PART TWO. Fundamental Rights and Fundamental Duties of the Germans
Division One. THE INDIVIDUAL
Article 109
All Germans are equal before the law. Men and women have fundamentally the same civic rights and duties.
Public-law privileges or disadvantages of birth or of rank are to be abolished. Titles of nobility are considered only as part of the name and may no longer be conferred.
Titles may be conferred only when they designate an office or calling; academic degrees are not hereby affected.
Orders and decorations may not be bestowed by the state.

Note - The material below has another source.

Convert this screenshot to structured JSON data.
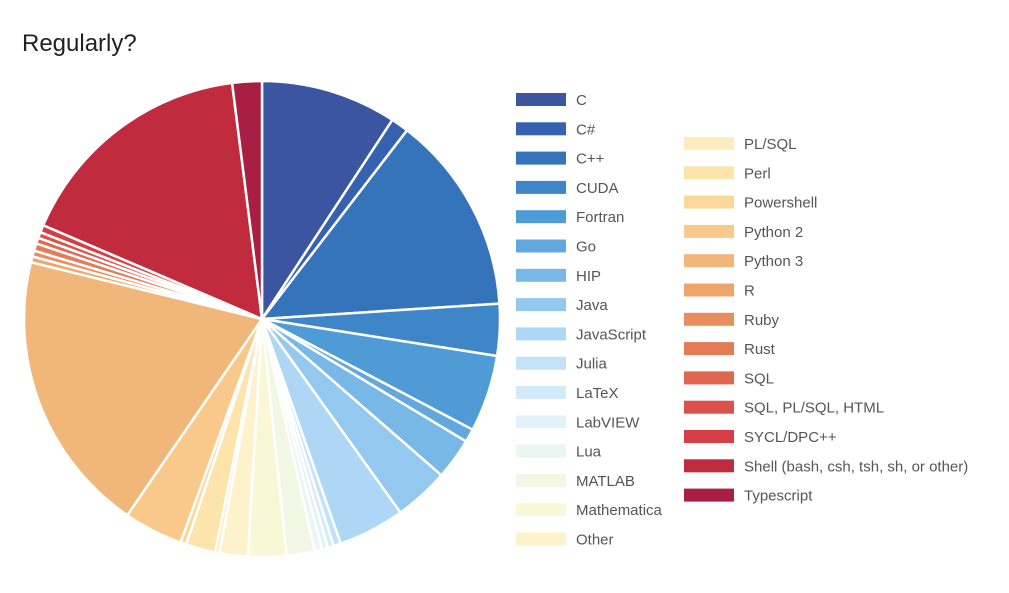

No German may accept a title or order from a foreign government.
Article 110
Citizenship in the Empire and in the Lands is acquired and lost in accordance with the provisions of an Imperial statute. Every citizen of a Land is at the same time a citizen of the Empire.

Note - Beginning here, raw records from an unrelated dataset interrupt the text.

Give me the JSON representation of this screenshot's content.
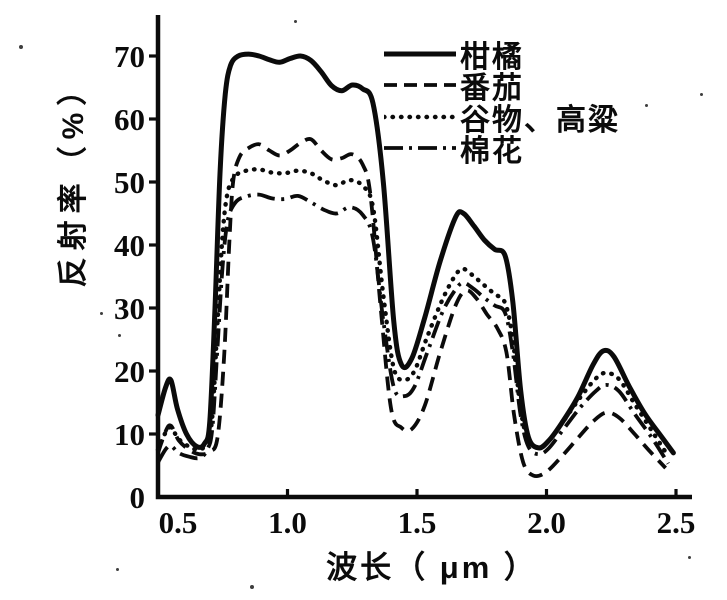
{
  "figure": {
    "y_axis_title": "反射率（%）",
    "x_axis_title": "波长（ μm ）"
  },
  "legend": [
    {
      "key": "citrus",
      "label": "柑橘",
      "style": "solid"
    },
    {
      "key": "tomato",
      "label": "番茄",
      "style": "dashed"
    },
    {
      "key": "grain-sorghum",
      "label": "谷物、高粱",
      "style": "dotted"
    },
    {
      "key": "cotton",
      "label": "棉花",
      "style": "dashdot"
    }
  ],
  "chart_data": {
    "type": "line",
    "title": "",
    "xlabel": "波长（μm）",
    "ylabel": "反射率（%）",
    "xlim": [
      0.5,
      2.5
    ],
    "ylim": [
      0,
      76.5
    ],
    "x_tick_values": [
      0.5,
      1.0,
      1.5,
      2.0,
      2.5
    ],
    "x_tick_labels": [
      "0.5",
      "1.0",
      "1.5",
      "2.0",
      "2.5"
    ],
    "y_tick_values": [
      0,
      10,
      20,
      30,
      40,
      50,
      60,
      70
    ],
    "y_tick_labels": [
      "0",
      "10",
      "20",
      "30",
      "40",
      "50",
      "60",
      "70"
    ],
    "grid": false,
    "legend_position": "top-right-inside",
    "ink_color": "#0b0b0b",
    "paper_color": "#ffffff",
    "series": [
      {
        "name": "柑橘",
        "key": "citrus",
        "line_style": "solid",
        "color": "#0b0b0b",
        "points": [
          [
            0.5,
            13
          ],
          [
            0.53,
            17.5
          ],
          [
            0.55,
            18.5
          ],
          [
            0.575,
            14
          ],
          [
            0.61,
            10
          ],
          [
            0.65,
            8
          ],
          [
            0.68,
            8.5
          ],
          [
            0.7,
            12
          ],
          [
            0.72,
            30
          ],
          [
            0.74,
            52
          ],
          [
            0.76,
            64
          ],
          [
            0.78,
            68.5
          ],
          [
            0.81,
            70
          ],
          [
            0.85,
            70.3
          ],
          [
            0.89,
            70
          ],
          [
            0.93,
            69.4
          ],
          [
            0.97,
            69
          ],
          [
            1.01,
            69.6
          ],
          [
            1.05,
            70
          ],
          [
            1.09,
            69.3
          ],
          [
            1.13,
            67.5
          ],
          [
            1.17,
            65.3
          ],
          [
            1.21,
            64.5
          ],
          [
            1.25,
            65.4
          ],
          [
            1.29,
            64.8
          ],
          [
            1.33,
            62.5
          ],
          [
            1.37,
            50
          ],
          [
            1.41,
            28
          ],
          [
            1.44,
            21
          ],
          [
            1.48,
            22
          ],
          [
            1.53,
            28.5
          ],
          [
            1.59,
            37.5
          ],
          [
            1.65,
            44.5
          ],
          [
            1.68,
            45
          ],
          [
            1.72,
            43
          ],
          [
            1.76,
            40.8
          ],
          [
            1.8,
            39.3
          ],
          [
            1.84,
            38.3
          ],
          [
            1.87,
            31
          ],
          [
            1.9,
            17
          ],
          [
            1.93,
            9.5
          ],
          [
            1.97,
            7.8
          ],
          [
            2.01,
            9
          ],
          [
            2.06,
            11.8
          ],
          [
            2.12,
            15.8
          ],
          [
            2.18,
            21
          ],
          [
            2.22,
            23.2
          ],
          [
            2.26,
            22.3
          ],
          [
            2.32,
            17.5
          ],
          [
            2.38,
            13.2
          ],
          [
            2.44,
            9.8
          ],
          [
            2.49,
            7
          ]
        ]
      },
      {
        "name": "番茄",
        "key": "tomato",
        "line_style": "dashed",
        "color": "#0b0b0b",
        "points": [
          [
            0.5,
            7
          ],
          [
            0.53,
            10.5
          ],
          [
            0.55,
            11.3
          ],
          [
            0.58,
            9
          ],
          [
            0.62,
            7.5
          ],
          [
            0.66,
            6.8
          ],
          [
            0.7,
            7.2
          ],
          [
            0.73,
            9.5
          ],
          [
            0.755,
            22
          ],
          [
            0.775,
            40
          ],
          [
            0.79,
            50
          ],
          [
            0.815,
            54
          ],
          [
            0.85,
            55.4
          ],
          [
            0.89,
            56
          ],
          [
            0.93,
            55
          ],
          [
            0.97,
            54.2
          ],
          [
            1.01,
            55
          ],
          [
            1.05,
            56.2
          ],
          [
            1.09,
            56.8
          ],
          [
            1.13,
            55
          ],
          [
            1.17,
            53.6
          ],
          [
            1.21,
            53.8
          ],
          [
            1.25,
            54.4
          ],
          [
            1.29,
            52.8
          ],
          [
            1.32,
            48
          ],
          [
            1.36,
            30
          ],
          [
            1.4,
            14
          ],
          [
            1.44,
            11
          ],
          [
            1.48,
            10.8
          ],
          [
            1.53,
            14.5
          ],
          [
            1.59,
            23
          ],
          [
            1.65,
            30.5
          ],
          [
            1.69,
            32.8
          ],
          [
            1.73,
            31.5
          ],
          [
            1.77,
            29
          ],
          [
            1.81,
            26.8
          ],
          [
            1.845,
            23
          ],
          [
            1.875,
            13
          ],
          [
            1.91,
            5.5
          ],
          [
            1.95,
            3.4
          ],
          [
            2.0,
            4
          ],
          [
            2.06,
            6.5
          ],
          [
            2.12,
            9.3
          ],
          [
            2.18,
            12
          ],
          [
            2.23,
            13.4
          ],
          [
            2.28,
            12.6
          ],
          [
            2.34,
            10
          ],
          [
            2.4,
            7.2
          ],
          [
            2.46,
            4.6
          ]
        ]
      },
      {
        "name": "谷物、高粱",
        "key": "grain-sorghum",
        "line_style": "dotted",
        "color": "#0b0b0b",
        "points": [
          [
            0.5,
            7.5
          ],
          [
            0.53,
            10.3
          ],
          [
            0.55,
            11
          ],
          [
            0.58,
            9.2
          ],
          [
            0.62,
            8
          ],
          [
            0.66,
            7.5
          ],
          [
            0.69,
            8.8
          ],
          [
            0.71,
            13
          ],
          [
            0.73,
            28
          ],
          [
            0.75,
            42
          ],
          [
            0.77,
            48.5
          ],
          [
            0.8,
            51
          ],
          [
            0.84,
            51.8
          ],
          [
            0.89,
            52
          ],
          [
            0.94,
            51.5
          ],
          [
            0.99,
            51.4
          ],
          [
            1.04,
            51.8
          ],
          [
            1.09,
            51.4
          ],
          [
            1.14,
            50.2
          ],
          [
            1.19,
            49.5
          ],
          [
            1.24,
            50.3
          ],
          [
            1.29,
            49.4
          ],
          [
            1.33,
            46
          ],
          [
            1.37,
            32
          ],
          [
            1.41,
            20.5
          ],
          [
            1.45,
            18.6
          ],
          [
            1.49,
            20
          ],
          [
            1.54,
            25.5
          ],
          [
            1.6,
            31.5
          ],
          [
            1.65,
            35.3
          ],
          [
            1.68,
            36.2
          ],
          [
            1.72,
            35
          ],
          [
            1.76,
            33.6
          ],
          [
            1.8,
            32.2
          ],
          [
            1.84,
            30.8
          ],
          [
            1.87,
            25
          ],
          [
            1.9,
            14
          ],
          [
            1.93,
            9
          ],
          [
            1.97,
            7.8
          ],
          [
            2.01,
            9
          ],
          [
            2.07,
            12.3
          ],
          [
            2.13,
            15.8
          ],
          [
            2.19,
            18.8
          ],
          [
            2.23,
            19.7
          ],
          [
            2.28,
            18.7
          ],
          [
            2.34,
            14.8
          ],
          [
            2.41,
            10.3
          ],
          [
            2.47,
            6.5
          ]
        ]
      },
      {
        "name": "棉花",
        "key": "cotton",
        "line_style": "dashdot",
        "color": "#0b0b0b",
        "points": [
          [
            0.5,
            5.5
          ],
          [
            0.53,
            7.6
          ],
          [
            0.55,
            8.1
          ],
          [
            0.58,
            7
          ],
          [
            0.62,
            6.4
          ],
          [
            0.66,
            6.2
          ],
          [
            0.69,
            7.5
          ],
          [
            0.71,
            11
          ],
          [
            0.73,
            24
          ],
          [
            0.75,
            37
          ],
          [
            0.77,
            44
          ],
          [
            0.8,
            46.8
          ],
          [
            0.84,
            47.7
          ],
          [
            0.89,
            48
          ],
          [
            0.94,
            47.4
          ],
          [
            0.99,
            47.3
          ],
          [
            1.04,
            47.8
          ],
          [
            1.09,
            46.8
          ],
          [
            1.14,
            45.6
          ],
          [
            1.19,
            45
          ],
          [
            1.24,
            46
          ],
          [
            1.29,
            44.8
          ],
          [
            1.33,
            41
          ],
          [
            1.37,
            28
          ],
          [
            1.41,
            17.5
          ],
          [
            1.45,
            16
          ],
          [
            1.49,
            17.5
          ],
          [
            1.54,
            23
          ],
          [
            1.6,
            29.5
          ],
          [
            1.65,
            33
          ],
          [
            1.68,
            34
          ],
          [
            1.72,
            33
          ],
          [
            1.76,
            31.6
          ],
          [
            1.8,
            30.4
          ],
          [
            1.84,
            29.2
          ],
          [
            1.87,
            23
          ],
          [
            1.9,
            13
          ],
          [
            1.93,
            8
          ],
          [
            1.97,
            6.8
          ],
          [
            2.01,
            7.8
          ],
          [
            2.07,
            11
          ],
          [
            2.13,
            14.2
          ],
          [
            2.19,
            16.8
          ],
          [
            2.23,
            17.8
          ],
          [
            2.28,
            16.8
          ],
          [
            2.34,
            13.2
          ],
          [
            2.41,
            9.2
          ],
          [
            2.47,
            5.3
          ]
        ]
      }
    ]
  }
}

Every German has in each Land of the Empire the same rights and duties as the citizens of the Land itself.
Article 111
All Germans enjoy freedom of travel and domicile throughout the whole Empire. Every one has the right to stay end settle at any desired place in the Empire, to acquire land, and to pursue any livelihood. Restrictions require an Imperial statute.
Article 112
Every German is entitled to emigrate to foreign countries. Emigration can be restricted only by an Imperial statute.
As against foreign countries all citizens of the Empire within and without the territory of the Empire have a claim to the protection of the Empire.

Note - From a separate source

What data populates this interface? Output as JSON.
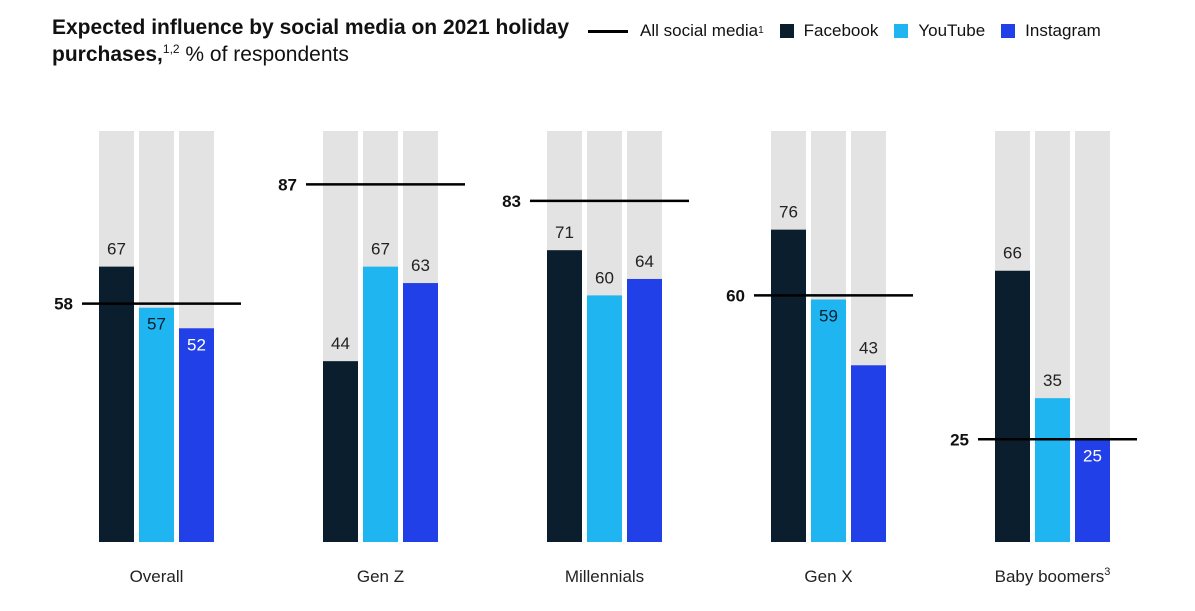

No German may be delivered up to a foreign government for prosecution or punishment.
Article 113
The foreign-language elements of the population of the Empire may not be restricted by legislation and administration in their free, ethnological development, especially in the use of their mother tongue in education, nor in internal administration and the administration of justice.
Article 114
The freedom of the person is inviolable. A restriction or deprivation of personal freedom by public power is permissible only upon statutory grounds.
Persons who are deprived of their freedom are to be notified not later than the next following day by what authorities and upon what grounds the deprivation of freedom has been ordered; without delay opportunity is to be given them to object to the deprivation of their freedom.
Article 115
The home of every German is for him an asylum and inviolable. Exceptions are permissible only upon statutory grounds.
Article 116
An act can be punishable only when the penalty was fixed by statute before the act was committed.
Article 117
The privacy of letters and also that of the mail, telegraph and telephone are inviolable. Exceptions can be allowed only by Imperial statute.
Article 118
Every German has the right, within general statutory limitations, to express his opinion freely by word of mouth, writing, printing, picture or otherwise. No relationship of labor or employment may hinder him in this right, and no one may wrong him if he makes use of this right.
A censorship is not had; however, divergent provisions for moving pictures may be made by statute. And statutory measures are permissible for the suppression of trashy and obscene literature, and for the protection of young persons in public performances and exhibitions.